Lacey’s organization, called “Mercy Beyond Borders,” provides educational and economic help as well as job training to over 1,400 women and girls every year. She’s worked with refugees for more than 25 years, including helping to resettle the “Lost Boys of Sudan,” meaning young boys displaced and separated from their families during the Sudanese war from 1983 to 2005, while working with Catholic Charities in San Jose, California.
The Opus Prize is an annual faith-based humanitarian award that is designed to recognize and celebrate those people bringing creative solutions to the world’s most difficult problems. The award partners with Catholic universities, although recipients can be of any faith.
This year it was the responsibility of Regis, the lone Jesuit-sponsored university in the Mountain time zone in the United States, to find the people it saw as most deserving to be considered and to select the finalists.

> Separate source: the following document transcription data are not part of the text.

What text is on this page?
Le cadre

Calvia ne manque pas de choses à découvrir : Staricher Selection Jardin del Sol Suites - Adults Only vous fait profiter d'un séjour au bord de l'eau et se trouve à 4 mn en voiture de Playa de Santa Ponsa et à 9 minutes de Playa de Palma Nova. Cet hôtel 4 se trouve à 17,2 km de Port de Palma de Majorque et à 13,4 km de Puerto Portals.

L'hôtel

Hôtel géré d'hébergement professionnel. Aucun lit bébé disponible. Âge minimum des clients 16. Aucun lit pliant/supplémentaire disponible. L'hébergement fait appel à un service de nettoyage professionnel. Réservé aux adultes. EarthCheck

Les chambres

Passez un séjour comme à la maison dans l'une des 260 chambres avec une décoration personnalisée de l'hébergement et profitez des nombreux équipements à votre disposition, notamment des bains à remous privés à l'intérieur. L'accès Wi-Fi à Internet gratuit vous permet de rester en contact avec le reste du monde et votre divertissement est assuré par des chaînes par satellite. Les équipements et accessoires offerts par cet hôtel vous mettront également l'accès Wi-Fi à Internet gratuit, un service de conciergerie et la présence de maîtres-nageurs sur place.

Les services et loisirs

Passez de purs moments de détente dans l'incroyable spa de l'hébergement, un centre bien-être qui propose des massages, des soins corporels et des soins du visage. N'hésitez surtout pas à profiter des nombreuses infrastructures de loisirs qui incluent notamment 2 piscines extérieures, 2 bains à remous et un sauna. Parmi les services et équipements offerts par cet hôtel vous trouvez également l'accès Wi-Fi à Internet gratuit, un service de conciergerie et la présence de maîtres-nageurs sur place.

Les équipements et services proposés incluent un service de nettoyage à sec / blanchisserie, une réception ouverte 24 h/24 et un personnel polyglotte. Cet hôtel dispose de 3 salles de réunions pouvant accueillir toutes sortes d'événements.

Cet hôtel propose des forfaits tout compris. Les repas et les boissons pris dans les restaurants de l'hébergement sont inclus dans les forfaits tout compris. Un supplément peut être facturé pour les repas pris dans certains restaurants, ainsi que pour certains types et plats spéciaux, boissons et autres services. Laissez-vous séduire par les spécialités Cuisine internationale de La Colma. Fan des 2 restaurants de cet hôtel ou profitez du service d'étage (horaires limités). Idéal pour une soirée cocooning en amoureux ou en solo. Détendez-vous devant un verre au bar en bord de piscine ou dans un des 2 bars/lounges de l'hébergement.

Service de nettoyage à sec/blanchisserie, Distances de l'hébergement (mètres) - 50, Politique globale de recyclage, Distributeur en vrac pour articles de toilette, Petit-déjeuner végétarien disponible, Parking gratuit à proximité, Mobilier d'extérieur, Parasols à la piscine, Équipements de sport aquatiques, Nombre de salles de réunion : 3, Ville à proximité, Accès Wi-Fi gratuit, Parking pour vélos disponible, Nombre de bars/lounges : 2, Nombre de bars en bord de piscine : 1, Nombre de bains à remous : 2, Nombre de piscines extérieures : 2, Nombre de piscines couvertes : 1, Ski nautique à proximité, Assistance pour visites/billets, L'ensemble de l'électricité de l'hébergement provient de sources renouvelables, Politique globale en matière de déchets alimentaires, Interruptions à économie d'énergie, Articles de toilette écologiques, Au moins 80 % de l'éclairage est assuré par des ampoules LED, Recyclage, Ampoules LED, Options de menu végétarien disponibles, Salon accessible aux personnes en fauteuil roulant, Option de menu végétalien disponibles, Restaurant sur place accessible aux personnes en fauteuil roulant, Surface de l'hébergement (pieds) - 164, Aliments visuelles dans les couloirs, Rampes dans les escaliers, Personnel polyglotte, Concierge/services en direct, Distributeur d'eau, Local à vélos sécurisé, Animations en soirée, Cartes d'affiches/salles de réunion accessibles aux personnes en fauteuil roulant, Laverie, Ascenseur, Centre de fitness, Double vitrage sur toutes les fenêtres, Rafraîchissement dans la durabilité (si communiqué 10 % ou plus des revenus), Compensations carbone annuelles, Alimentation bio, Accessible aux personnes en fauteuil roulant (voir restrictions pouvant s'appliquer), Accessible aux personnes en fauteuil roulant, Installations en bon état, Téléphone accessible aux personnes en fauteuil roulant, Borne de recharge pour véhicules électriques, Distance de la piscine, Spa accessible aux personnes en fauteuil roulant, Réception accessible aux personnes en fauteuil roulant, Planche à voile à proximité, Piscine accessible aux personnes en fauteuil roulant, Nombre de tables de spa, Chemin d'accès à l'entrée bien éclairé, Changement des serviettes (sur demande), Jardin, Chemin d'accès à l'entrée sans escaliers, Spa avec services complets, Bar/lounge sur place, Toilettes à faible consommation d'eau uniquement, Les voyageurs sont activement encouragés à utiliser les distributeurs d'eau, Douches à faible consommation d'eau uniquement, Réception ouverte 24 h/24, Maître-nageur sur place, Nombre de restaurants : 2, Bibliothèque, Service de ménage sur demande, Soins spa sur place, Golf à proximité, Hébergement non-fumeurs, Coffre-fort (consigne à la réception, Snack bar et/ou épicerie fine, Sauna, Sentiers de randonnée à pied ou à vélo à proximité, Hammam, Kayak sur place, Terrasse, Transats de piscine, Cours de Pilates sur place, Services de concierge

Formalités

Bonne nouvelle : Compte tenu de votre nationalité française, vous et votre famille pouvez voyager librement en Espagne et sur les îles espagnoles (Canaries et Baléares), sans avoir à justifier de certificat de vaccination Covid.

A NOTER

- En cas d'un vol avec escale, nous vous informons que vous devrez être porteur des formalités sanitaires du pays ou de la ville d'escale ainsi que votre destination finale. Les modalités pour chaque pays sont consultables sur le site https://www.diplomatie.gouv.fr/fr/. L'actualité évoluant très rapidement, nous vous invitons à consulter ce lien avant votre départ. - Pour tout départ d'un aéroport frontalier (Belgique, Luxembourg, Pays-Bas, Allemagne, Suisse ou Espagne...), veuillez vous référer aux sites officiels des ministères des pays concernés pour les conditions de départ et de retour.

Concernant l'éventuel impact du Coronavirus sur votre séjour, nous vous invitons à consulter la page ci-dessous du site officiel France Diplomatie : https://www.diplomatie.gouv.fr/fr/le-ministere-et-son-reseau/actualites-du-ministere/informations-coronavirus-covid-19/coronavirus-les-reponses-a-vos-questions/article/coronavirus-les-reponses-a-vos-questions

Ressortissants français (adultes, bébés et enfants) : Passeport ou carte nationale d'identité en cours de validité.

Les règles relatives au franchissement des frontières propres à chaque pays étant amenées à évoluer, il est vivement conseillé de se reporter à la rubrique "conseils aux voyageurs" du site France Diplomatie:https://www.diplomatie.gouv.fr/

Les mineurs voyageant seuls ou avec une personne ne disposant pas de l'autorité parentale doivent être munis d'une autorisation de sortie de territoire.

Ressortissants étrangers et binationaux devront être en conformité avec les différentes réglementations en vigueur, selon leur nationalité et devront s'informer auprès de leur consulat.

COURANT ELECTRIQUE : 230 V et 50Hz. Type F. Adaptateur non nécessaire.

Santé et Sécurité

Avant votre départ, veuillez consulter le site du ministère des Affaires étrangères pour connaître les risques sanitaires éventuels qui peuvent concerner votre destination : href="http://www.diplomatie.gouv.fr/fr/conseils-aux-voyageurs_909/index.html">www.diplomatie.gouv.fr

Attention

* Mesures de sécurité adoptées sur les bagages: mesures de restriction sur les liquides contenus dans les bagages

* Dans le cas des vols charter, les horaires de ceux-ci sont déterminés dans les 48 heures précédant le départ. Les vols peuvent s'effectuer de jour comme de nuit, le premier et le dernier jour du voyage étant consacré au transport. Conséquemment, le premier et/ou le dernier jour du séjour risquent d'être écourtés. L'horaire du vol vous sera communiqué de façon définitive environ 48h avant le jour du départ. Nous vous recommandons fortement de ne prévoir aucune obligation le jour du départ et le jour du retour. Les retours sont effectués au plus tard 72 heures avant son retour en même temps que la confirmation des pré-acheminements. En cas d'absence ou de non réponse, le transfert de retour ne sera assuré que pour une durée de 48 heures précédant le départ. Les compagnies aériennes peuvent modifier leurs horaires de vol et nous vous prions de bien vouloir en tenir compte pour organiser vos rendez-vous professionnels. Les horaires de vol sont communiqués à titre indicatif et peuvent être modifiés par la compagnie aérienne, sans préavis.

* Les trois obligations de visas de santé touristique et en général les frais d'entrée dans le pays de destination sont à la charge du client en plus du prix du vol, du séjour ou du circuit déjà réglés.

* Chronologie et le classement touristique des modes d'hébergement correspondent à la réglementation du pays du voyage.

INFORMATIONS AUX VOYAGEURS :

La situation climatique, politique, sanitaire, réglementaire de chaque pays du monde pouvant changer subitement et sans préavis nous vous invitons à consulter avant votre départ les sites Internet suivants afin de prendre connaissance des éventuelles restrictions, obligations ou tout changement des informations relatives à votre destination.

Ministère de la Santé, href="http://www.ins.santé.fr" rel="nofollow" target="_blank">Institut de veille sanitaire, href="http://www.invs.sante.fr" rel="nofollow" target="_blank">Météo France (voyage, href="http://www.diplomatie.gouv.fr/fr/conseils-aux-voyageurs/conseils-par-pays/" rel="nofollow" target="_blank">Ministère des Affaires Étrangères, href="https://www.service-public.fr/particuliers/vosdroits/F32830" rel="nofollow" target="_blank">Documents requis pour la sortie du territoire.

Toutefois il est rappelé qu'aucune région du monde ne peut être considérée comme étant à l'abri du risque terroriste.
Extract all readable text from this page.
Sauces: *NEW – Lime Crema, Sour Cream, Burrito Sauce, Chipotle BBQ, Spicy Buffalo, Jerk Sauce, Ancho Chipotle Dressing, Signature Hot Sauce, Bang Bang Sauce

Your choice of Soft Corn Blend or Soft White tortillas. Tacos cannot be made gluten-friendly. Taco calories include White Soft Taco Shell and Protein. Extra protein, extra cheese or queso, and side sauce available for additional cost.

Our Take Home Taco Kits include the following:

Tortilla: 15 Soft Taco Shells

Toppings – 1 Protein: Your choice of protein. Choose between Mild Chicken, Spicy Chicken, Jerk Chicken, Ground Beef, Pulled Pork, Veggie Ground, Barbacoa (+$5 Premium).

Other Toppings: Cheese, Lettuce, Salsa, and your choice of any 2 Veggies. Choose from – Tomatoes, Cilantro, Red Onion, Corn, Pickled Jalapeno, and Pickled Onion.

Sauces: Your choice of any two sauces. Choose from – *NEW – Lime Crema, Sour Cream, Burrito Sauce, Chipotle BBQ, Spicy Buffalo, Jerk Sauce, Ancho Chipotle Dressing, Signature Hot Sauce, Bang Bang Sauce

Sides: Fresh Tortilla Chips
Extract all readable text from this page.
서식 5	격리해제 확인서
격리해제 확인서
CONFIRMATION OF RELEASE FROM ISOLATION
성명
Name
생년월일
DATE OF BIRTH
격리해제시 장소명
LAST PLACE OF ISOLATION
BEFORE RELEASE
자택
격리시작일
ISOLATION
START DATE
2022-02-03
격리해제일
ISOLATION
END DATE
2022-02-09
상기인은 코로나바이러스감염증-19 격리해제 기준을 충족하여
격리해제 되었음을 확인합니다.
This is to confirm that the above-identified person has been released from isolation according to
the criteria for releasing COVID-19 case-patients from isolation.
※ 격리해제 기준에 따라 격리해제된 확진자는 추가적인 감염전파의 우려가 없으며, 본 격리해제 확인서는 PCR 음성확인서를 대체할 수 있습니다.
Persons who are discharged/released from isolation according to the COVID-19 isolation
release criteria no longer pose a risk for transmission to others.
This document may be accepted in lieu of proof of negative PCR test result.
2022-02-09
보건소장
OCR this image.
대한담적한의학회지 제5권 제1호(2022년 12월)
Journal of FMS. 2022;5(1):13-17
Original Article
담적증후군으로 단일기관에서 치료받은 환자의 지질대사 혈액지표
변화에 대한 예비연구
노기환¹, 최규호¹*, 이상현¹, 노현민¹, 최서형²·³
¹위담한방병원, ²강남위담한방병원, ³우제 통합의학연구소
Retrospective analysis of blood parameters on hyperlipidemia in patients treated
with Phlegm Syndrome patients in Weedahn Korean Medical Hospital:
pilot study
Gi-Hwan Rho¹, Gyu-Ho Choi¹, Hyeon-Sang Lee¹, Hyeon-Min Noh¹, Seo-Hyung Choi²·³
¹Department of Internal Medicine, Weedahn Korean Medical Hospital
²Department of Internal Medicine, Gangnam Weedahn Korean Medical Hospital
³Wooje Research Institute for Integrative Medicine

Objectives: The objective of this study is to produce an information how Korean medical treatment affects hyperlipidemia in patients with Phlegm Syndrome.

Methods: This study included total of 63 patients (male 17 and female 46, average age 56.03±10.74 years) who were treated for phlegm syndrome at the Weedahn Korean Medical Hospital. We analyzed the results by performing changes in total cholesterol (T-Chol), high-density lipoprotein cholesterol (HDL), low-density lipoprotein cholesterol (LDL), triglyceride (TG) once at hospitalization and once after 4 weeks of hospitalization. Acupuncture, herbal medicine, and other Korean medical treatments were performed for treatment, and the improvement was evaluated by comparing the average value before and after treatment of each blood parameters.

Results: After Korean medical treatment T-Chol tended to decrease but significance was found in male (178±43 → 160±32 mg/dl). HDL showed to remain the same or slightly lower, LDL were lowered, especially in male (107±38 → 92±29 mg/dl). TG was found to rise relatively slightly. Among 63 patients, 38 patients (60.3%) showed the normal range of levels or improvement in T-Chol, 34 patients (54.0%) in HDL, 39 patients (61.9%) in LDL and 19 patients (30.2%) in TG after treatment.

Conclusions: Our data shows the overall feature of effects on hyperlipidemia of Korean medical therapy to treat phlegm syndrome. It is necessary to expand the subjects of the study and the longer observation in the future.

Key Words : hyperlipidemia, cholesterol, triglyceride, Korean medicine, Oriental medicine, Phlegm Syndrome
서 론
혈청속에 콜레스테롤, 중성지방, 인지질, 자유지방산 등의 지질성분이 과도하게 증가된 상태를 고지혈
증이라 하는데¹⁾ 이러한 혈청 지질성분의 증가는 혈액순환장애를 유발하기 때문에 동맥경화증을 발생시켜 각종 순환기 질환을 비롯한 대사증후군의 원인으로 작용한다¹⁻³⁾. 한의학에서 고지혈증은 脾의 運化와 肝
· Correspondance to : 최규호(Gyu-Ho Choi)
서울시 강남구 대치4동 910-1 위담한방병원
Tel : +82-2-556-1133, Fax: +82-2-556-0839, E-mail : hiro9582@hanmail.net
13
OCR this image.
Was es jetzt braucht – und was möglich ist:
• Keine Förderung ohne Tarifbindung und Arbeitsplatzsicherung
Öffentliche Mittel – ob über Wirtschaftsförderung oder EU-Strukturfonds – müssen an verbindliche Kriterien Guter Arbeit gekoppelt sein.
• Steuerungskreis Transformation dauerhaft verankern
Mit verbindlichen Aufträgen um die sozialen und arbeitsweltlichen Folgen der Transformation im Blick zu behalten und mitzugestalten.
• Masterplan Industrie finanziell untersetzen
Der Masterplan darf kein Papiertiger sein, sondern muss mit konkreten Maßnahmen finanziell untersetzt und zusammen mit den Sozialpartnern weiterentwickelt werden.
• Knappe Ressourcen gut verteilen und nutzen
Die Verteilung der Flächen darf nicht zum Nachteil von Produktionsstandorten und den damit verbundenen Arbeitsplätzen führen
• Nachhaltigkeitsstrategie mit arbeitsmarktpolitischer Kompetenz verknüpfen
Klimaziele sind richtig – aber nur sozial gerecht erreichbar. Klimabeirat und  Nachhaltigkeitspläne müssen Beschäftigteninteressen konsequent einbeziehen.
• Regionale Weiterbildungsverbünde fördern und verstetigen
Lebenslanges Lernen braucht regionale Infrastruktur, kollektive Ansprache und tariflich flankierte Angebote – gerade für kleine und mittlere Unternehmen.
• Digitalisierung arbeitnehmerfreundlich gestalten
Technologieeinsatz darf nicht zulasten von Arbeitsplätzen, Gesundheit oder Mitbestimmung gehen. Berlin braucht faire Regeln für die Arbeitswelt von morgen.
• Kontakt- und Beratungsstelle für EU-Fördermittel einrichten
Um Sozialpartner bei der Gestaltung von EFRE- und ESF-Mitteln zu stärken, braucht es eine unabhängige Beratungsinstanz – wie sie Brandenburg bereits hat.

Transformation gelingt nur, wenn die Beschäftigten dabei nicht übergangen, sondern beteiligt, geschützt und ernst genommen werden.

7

“The Opus Prize exemplifies what this university is about,” said Regis University President Jesuit Father John P. Fitzgibbons. “This is in our DNA.”
There were three other finalists who received awards of $100,000. They are Sister Stan Terese Mumuni and Drs. Jason Reinking and Noha Aboelata.
Mumuni works in Ghana taking care of children born with physical, mental or behavioral disabilities through the organization she founded, “Nazareth Home for God’s Children.” She started it in 2009 in order to help a very vulnerable population.
Those born in Ghana with severe disabilities are sometimes called “spirit children” and considered bad omens to be exiled or even killed. Mumuni takes them in instead and provides them with care and love.
Reinking and Aboelata work through “Roots Community Health Center” providing health care to the poor living on the streets of Oakland, California. Reinking also works with the Street Outreach Medical Program, also in Oakland.
Both are designing services to reach the homeless who don’t know what their options are. A big part of their work is building trust with a community that isn’t often able to trust those in authority.
Talking about the finalists, Fitzgibbons told them, “Your work truly restores hope and ignites the possibilities for those who live at the margins.” He told an audience in Denver Wednesday night, “we are inspired and moved by your example.”
Lacey becomes just the fourth American to win the Opus Prize since it was founded in 1994. Previous winners have come from Jamaica, Brazil, the Philippines, Kenya, Morocco, India, Mexico, Tanzania, Burundi and Nicaragua.
Last year’s Opus prize recepient was Sarah Lance who founded Sari Bari to offer freedom to the women of Kolkata, India who are trapped in the sex trade or vulnerable to being trafficked. T
In 2005 , Fr. Trevor Miranda from Thane in India also won the Opus Prize for work with the Reach Education Action Programme in India, a system of 450 literacy centers providing opportunities for children, as well as training programs for women to learn professional and life skills that help develop their communities.